Livestock Versus Boat
By DarlaCarmichael on January 14, 2013
I don’t think I will ever be one of those people who sit in their homes or cars listening intently to a police scanner for my fun and entertainment. But, I can no longer poke fun at those people. I have new addiction. There is a facebook page dedicated to allowing other people to listen intently to their police scanners in the Dallas/Fort Worth area. Then, they post tidbits and highlights for mass consumption. I am now one of the masses. I am a sheep, hear me baaaaa.
I do have to say there have been time when it’s actually been helpful. A couple months ago, the family and I were coming back from a weekend at the in-laws. It was almost midnight. We were driving along the highway, so close to home, when all of a sudden the brake lights in front of us were shining. After a few moments of just sitting, I broke out my handy-dandy smart-as-can-be phone and looked on facebook.
There, my trusty police scanner loving facebook friends posted that we were just behind a rollover accident and the highway would be shut down for several hours. Sure, considering we were just two cars behind the accident, we could crane our necks to see what was going on. But, this wonderful thing allows me to be the quintessential rubber-necker without being so obvious. It also let us know that if we wanted to be home before the sunrise, we should follow the lead of the cars behind us and back up on the highway toward the exit. Yes, we were actually on reverse on the highway.
But, putting the practical to the side, there is some seriously great entertainment to be had. Like the occasionally report of UFO’s to the police. Or, the man who called the police to rescue him from a crazed donkey. Then, there was the woman stuck in the McDonald’s playground equipment and the teenager who got her arm stuck in an Easy Bake oven.
My personal favorite though is the recent case of the vanishing child. A woman called the police. She was sitting in her car at a Walmart parking lot. Suddenly, there was a pair of children’s shoes on the ground. She swore up and down that they hadn’t been there before. So, obviously a child had literally vanished into thin air. The police went out and investigated. No one reported a child missing from the area.

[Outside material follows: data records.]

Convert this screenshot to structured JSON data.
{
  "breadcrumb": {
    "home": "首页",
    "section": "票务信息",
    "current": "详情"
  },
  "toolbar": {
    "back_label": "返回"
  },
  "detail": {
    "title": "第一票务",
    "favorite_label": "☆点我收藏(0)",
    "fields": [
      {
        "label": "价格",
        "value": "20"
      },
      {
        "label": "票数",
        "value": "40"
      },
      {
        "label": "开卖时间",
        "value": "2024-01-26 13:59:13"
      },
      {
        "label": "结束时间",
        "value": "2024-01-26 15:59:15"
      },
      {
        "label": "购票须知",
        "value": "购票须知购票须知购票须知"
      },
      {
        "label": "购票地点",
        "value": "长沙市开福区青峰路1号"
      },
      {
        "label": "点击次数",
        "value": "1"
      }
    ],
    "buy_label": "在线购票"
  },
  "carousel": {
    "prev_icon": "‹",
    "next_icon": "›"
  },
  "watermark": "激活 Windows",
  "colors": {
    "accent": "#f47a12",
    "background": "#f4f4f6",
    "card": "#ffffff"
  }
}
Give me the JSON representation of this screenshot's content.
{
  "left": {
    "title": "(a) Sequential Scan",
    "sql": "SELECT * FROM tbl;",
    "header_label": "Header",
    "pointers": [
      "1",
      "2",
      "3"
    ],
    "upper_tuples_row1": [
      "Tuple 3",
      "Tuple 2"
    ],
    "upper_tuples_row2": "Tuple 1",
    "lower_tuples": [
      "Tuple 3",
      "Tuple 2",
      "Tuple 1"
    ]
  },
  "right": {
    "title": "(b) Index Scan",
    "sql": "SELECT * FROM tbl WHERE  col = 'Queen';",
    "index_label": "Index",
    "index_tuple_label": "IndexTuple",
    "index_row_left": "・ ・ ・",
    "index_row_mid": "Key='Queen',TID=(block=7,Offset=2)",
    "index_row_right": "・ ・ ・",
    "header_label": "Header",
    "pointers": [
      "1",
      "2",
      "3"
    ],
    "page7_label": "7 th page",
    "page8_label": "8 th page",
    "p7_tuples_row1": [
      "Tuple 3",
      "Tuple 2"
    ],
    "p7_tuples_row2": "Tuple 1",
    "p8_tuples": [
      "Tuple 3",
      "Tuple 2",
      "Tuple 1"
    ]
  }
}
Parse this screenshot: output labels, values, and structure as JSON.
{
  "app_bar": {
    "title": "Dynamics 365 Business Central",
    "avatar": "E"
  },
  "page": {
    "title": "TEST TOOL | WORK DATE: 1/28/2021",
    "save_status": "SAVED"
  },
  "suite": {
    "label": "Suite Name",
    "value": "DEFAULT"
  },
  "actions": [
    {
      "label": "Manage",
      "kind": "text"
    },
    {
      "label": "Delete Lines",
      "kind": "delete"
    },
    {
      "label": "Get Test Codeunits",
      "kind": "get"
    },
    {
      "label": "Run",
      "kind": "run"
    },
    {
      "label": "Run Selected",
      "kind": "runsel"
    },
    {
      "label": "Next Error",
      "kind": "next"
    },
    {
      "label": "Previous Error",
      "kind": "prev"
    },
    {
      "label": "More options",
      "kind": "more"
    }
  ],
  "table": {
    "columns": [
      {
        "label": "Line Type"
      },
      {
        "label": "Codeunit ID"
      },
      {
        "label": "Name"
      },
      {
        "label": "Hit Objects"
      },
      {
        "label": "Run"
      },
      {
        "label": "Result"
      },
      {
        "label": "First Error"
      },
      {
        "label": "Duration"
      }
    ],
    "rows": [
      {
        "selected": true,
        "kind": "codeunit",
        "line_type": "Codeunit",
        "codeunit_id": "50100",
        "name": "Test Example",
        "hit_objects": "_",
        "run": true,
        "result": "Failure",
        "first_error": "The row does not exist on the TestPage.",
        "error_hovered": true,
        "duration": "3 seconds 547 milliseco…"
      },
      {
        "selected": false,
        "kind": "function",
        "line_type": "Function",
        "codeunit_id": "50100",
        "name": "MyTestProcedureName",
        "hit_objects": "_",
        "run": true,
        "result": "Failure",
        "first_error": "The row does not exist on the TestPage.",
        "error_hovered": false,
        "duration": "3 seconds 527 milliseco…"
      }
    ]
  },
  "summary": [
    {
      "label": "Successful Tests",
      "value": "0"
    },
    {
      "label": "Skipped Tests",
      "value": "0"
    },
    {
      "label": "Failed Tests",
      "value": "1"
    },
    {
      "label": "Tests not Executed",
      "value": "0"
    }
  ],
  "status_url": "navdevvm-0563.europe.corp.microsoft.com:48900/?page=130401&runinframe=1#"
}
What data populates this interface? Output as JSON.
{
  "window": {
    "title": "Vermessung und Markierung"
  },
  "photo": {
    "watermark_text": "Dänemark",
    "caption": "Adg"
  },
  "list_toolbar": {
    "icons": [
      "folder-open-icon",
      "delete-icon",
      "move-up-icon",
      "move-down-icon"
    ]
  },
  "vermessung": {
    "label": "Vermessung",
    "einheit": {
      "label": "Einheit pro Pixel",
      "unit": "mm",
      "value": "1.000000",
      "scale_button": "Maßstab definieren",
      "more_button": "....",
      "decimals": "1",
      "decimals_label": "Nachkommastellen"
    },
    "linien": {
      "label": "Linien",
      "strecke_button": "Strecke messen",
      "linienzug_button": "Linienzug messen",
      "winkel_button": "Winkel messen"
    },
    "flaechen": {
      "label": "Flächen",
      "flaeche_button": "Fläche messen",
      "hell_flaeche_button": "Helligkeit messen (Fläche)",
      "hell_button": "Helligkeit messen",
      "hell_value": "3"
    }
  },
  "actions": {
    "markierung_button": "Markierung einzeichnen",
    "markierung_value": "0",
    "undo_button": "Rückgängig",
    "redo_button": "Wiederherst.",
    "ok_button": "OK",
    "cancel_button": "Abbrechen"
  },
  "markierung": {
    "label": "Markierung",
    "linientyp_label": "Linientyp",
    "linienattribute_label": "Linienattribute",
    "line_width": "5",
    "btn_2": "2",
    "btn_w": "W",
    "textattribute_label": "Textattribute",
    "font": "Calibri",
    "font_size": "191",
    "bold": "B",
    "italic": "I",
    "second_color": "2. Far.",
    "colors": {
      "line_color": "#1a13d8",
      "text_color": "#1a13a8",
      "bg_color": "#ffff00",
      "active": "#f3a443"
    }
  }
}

Then, there are my “versus.” I am continual amazed at the variety of “versus.” By that I mean, car vs. bus or pedestrian vs. car. This appears to be some sort of short hand that is commonly used to describe an accident of sorts. There has been livestock versus boat, train versus livestock, bicycle versus unicycle and man versus tractor. There seem to be endless combinations that get goofier or stranger by the day.